El desafío de destrabar el futuro de Chile
El caso del proyecto Dominga se ha transformado en un símbolo. Después de más de una década de tramitación, múltiples resoluciones judiciales, rechazos y reingresos, sigue sin tener la autorización que le permita operar y espera ahora la resolución del Comité de Ministros. Ese laberinto refleja con crudeza un problema mayor: el sistema de permisos en Chile se ha vuelto tan complejo, lento y contradictorio, que está frenando el desarrollo del país.
Chile enfrenta hoy una paradoja. Contamos con una cartera de proyectos de inversión que supera los US$ 100.000 millones, pero gran parte de ese monto se mantiene atrapado por la burocracia. La formación bruta de capital fijo lleva más de una década estancada, con un crecimiento promedio en torno al 1% anual la década pasada, frente al 9,7% que registró en la década previa a 2014. No es casualidad: el exceso de trámites, la discrecionalidad y la falta de certeza jurídica se han transformado en un impuesto invisible, que desincentiva la inversión y nos resta competitividad frente a países que sí ofrecen reglas claras y plazos razonables.
Aunque se han dado pasos importantes, como el proyecto de modernización de permisos sectoriales, no son suficientes para cambiar el curso de la inversión en nuestro país.

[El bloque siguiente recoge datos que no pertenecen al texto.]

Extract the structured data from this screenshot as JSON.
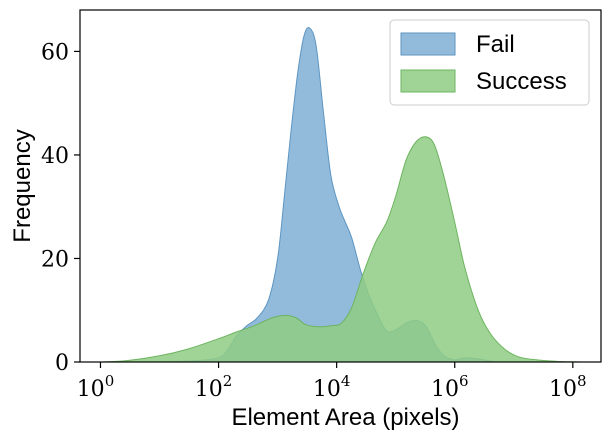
{
  "chart_data": {
    "type": "area",
    "xlabel": "Element Area (pixels)",
    "ylabel": "Frequency",
    "x_scale": "log10",
    "xlim": [
      0.45,
      300000000.0
    ],
    "ylim": [
      0,
      68
    ],
    "x_ticks": [
      {
        "value": 1,
        "base": "10",
        "exp": "0"
      },
      {
        "value": 100,
        "base": "10",
        "exp": "2"
      },
      {
        "value": 10000,
        "base": "10",
        "exp": "4"
      },
      {
        "value": 1000000,
        "base": "10",
        "exp": "6"
      },
      {
        "value": 100000000,
        "base": "10",
        "exp": "8"
      }
    ],
    "y_ticks": [
      "0",
      "20",
      "40",
      "60"
    ],
    "grid": false,
    "legend_position": "top-right",
    "series": [
      {
        "name": "Fail",
        "color": "#7fafd5",
        "stroke": "#5d95c2",
        "x": [
          5.0,
          20,
          50,
          100,
          140,
          200,
          300,
          450,
          700,
          1000,
          1300,
          1700,
          2200,
          2800,
          3500,
          4500,
          6000,
          8000,
          11000,
          14000,
          18000,
          25000,
          35000,
          50000,
          70000,
          100000,
          150000,
          200000,
          260000,
          320000,
          400000,
          500000,
          700000,
          1000000,
          1500000,
          2500000,
          5000000
        ],
        "y": [
          0,
          0.1,
          0.3,
          0.8,
          2.2,
          5.0,
          7.0,
          8.5,
          12,
          20,
          32,
          45,
          56,
          63,
          64.5,
          61,
          48,
          36,
          30,
          27,
          24,
          18,
          13,
          9,
          6,
          6.2,
          7.5,
          8.0,
          7.8,
          7.0,
          5.0,
          2.8,
          1.0,
          0.4,
          0.8,
          0.6,
          0
        ]
      },
      {
        "name": "Success",
        "color": "#8fcc84",
        "stroke": "#6cb45f",
        "x": [
          1.0,
          3,
          10,
          30,
          100,
          200,
          400,
          800,
          1300,
          2000,
          3000,
          5000,
          8000,
          12000,
          18000,
          28000,
          45000,
          70000,
          100000,
          150000,
          220000,
          320000,
          450000,
          650000,
          1000000,
          1500000,
          2500000,
          4000000,
          7000000,
          12000000,
          25000000,
          60000000,
          150000000
        ],
        "y": [
          0,
          0.3,
          1.2,
          2.5,
          4.5,
          5.8,
          7.0,
          8.5,
          9.0,
          8.6,
          7.2,
          6.8,
          7.0,
          7.5,
          10.5,
          17,
          23,
          27,
          32,
          39,
          42.5,
          43.5,
          42,
          36,
          27,
          18,
          10,
          5.5,
          2.5,
          1.0,
          0.4,
          0.1,
          0
        ]
      }
    ]
  }
}
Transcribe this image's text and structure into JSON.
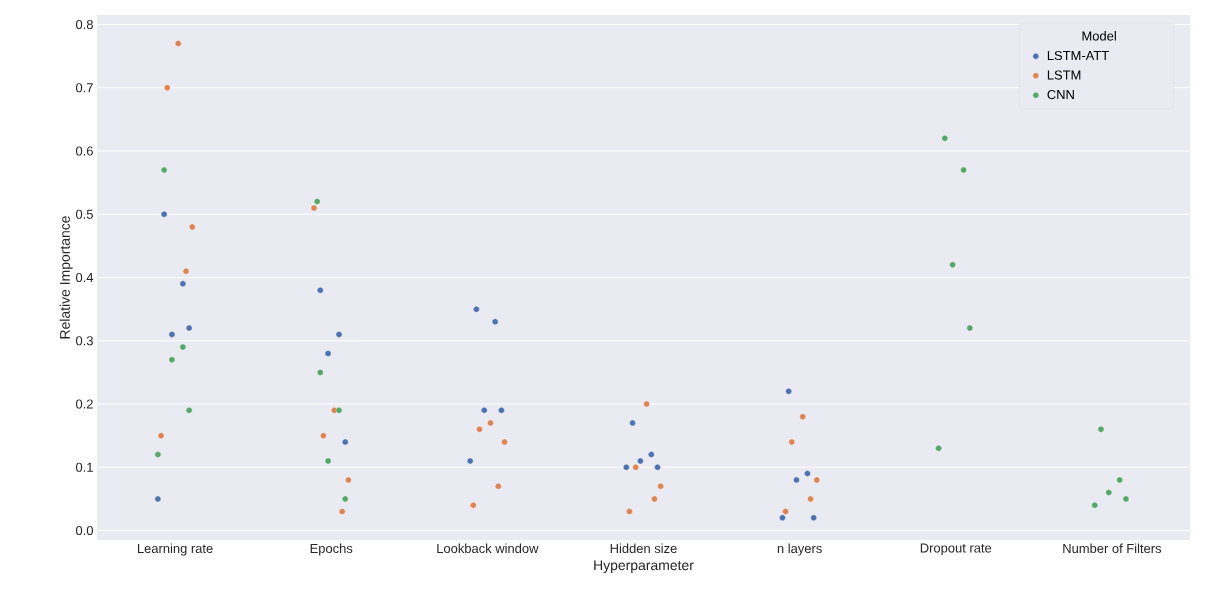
{
  "chart_data": {
    "type": "scatter",
    "xlabel": "Hyperparameter",
    "ylabel": "Relative Importance",
    "legend_title": "Model",
    "categories": [
      "Learning rate",
      "Epochs",
      "Lookback window",
      "Hidden size",
      "n layers",
      "Dropout rate",
      "Number of Filters"
    ],
    "ylim": [
      -0.015,
      0.815
    ],
    "yticks": [
      {
        "value": 0,
        "label": "0.0"
      },
      0.1,
      0.2,
      0.3,
      0.4,
      0.5,
      0.6,
      0.7,
      0.8
    ],
    "grid": "y",
    "legend": "top right",
    "marker": "circle",
    "series": [
      {
        "name": "LSTM-ATT",
        "color": "#4c72b0",
        "x": [
          "Learning rate",
          "Learning rate",
          "Learning rate",
          "Learning rate",
          "Learning rate",
          "Epochs",
          "Epochs",
          "Epochs",
          "Epochs",
          "Lookback window",
          "Lookback window",
          "Lookback window",
          "Lookback window",
          "Lookback window",
          "Hidden size",
          "Hidden size",
          "Hidden size",
          "Hidden size",
          "Hidden size",
          "n layers",
          "n layers",
          "n layers",
          "n layers",
          "n layers"
        ],
        "values": [
          0.5,
          0.39,
          0.31,
          0.32,
          0.05,
          0.38,
          0.31,
          0.28,
          0.14,
          0.35,
          0.33,
          0.19,
          0.19,
          0.11,
          0.17,
          0.12,
          0.11,
          0.1,
          0.1,
          0.22,
          0.09,
          0.08,
          0.02,
          0.02
        ]
      },
      {
        "name": "LSTM",
        "color": "#dd8452",
        "x": [
          "Learning rate",
          "Learning rate",
          "Learning rate",
          "Learning rate",
          "Learning rate",
          "Epochs",
          "Epochs",
          "Epochs",
          "Epochs",
          "Epochs",
          "Lookback window",
          "Lookback window",
          "Lookback window",
          "Lookback window",
          "Lookback window",
          "Hidden size",
          "Hidden size",
          "Hidden size",
          "Hidden size",
          "Hidden size",
          "n layers",
          "n layers",
          "n layers",
          "n layers",
          "n layers"
        ],
        "values": [
          0.77,
          0.7,
          0.48,
          0.41,
          0.15,
          0.51,
          0.19,
          0.15,
          0.08,
          0.03,
          0.17,
          0.16,
          0.14,
          0.07,
          0.04,
          0.2,
          0.1,
          0.07,
          0.05,
          0.03,
          0.18,
          0.14,
          0.08,
          0.05,
          0.03
        ]
      },
      {
        "name": "CNN",
        "color": "#55a868",
        "x": [
          "Learning rate",
          "Learning rate",
          "Learning rate",
          "Learning rate",
          "Learning rate",
          "Epochs",
          "Epochs",
          "Epochs",
          "Epochs",
          "Epochs",
          "Dropout rate",
          "Dropout rate",
          "Dropout rate",
          "Dropout rate",
          "Dropout rate",
          "Number of Filters",
          "Number of Filters",
          "Number of Filters",
          "Number of Filters",
          "Number of Filters"
        ],
        "values": [
          0.57,
          0.29,
          0.27,
          0.19,
          0.12,
          0.52,
          0.25,
          0.19,
          0.11,
          0.05,
          0.62,
          0.57,
          0.42,
          0.32,
          0.13,
          0.16,
          0.08,
          0.06,
          0.05,
          0.04
        ]
      }
    ]
  }
}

Mientras que en Chile obtener una Resolución de Calificación Ambiental puede tardar hasta una década -y con riesgos de judicialización, como ilustra el caso de Dominga-, en países de la OCDE procesos similares duran mucho menos. El tiempo es capital, y cada año perdido significa empleos que no se crean, innovación que no despega y oportunidades que se desvanecen.
La permisología no solo afecta a grandes proyectos mineros o energéticos. Lo vemos en inversiones medianas, en infraestructura, en emprendimientos regionales. Cada demora erosiona la confianza, deteriora la competitividad y limita la capacidad del país de generar bienestar.
No se trata de eliminar estándares ambientales ni de bajar la vara de exigencia. Se trata de diseñar un sistema moderno, transparente y predecible, que combine cuidado del entorno con agilidad y certeza. Países como Canadá, Australia y Noruega han demostrado que es posible compatibilizar altos estándares ambientales con marcos regulatorios simples y eficientes.
Este no es un debate técnico, sino político y cultural. A los que aspiran a dirigir Chile en los próximos años les cabe una responsabilidad histórica: liderar un cambio profundo que ponga fin a la burocracia paralizante y a la arbitrariedad que tantas veces se cuela en las decisiones. Porque cuando los proyectos se entrampan, no se castiga a los inversionistas. Se castiga a los trabajadores, a las comunidades y a todo un país que deja de crecer.
Es hora de elegir: ¿seguiremos normalizando la inercia o tendremos la audacia de desatar el potencial que tenemos como nación? Terminar con la permisología asfixiante es, en realidad, abrirle paso a un Chile que vuelve a creer en sí mismo, que vuelve a crecer y que vuelve a soñar en grande.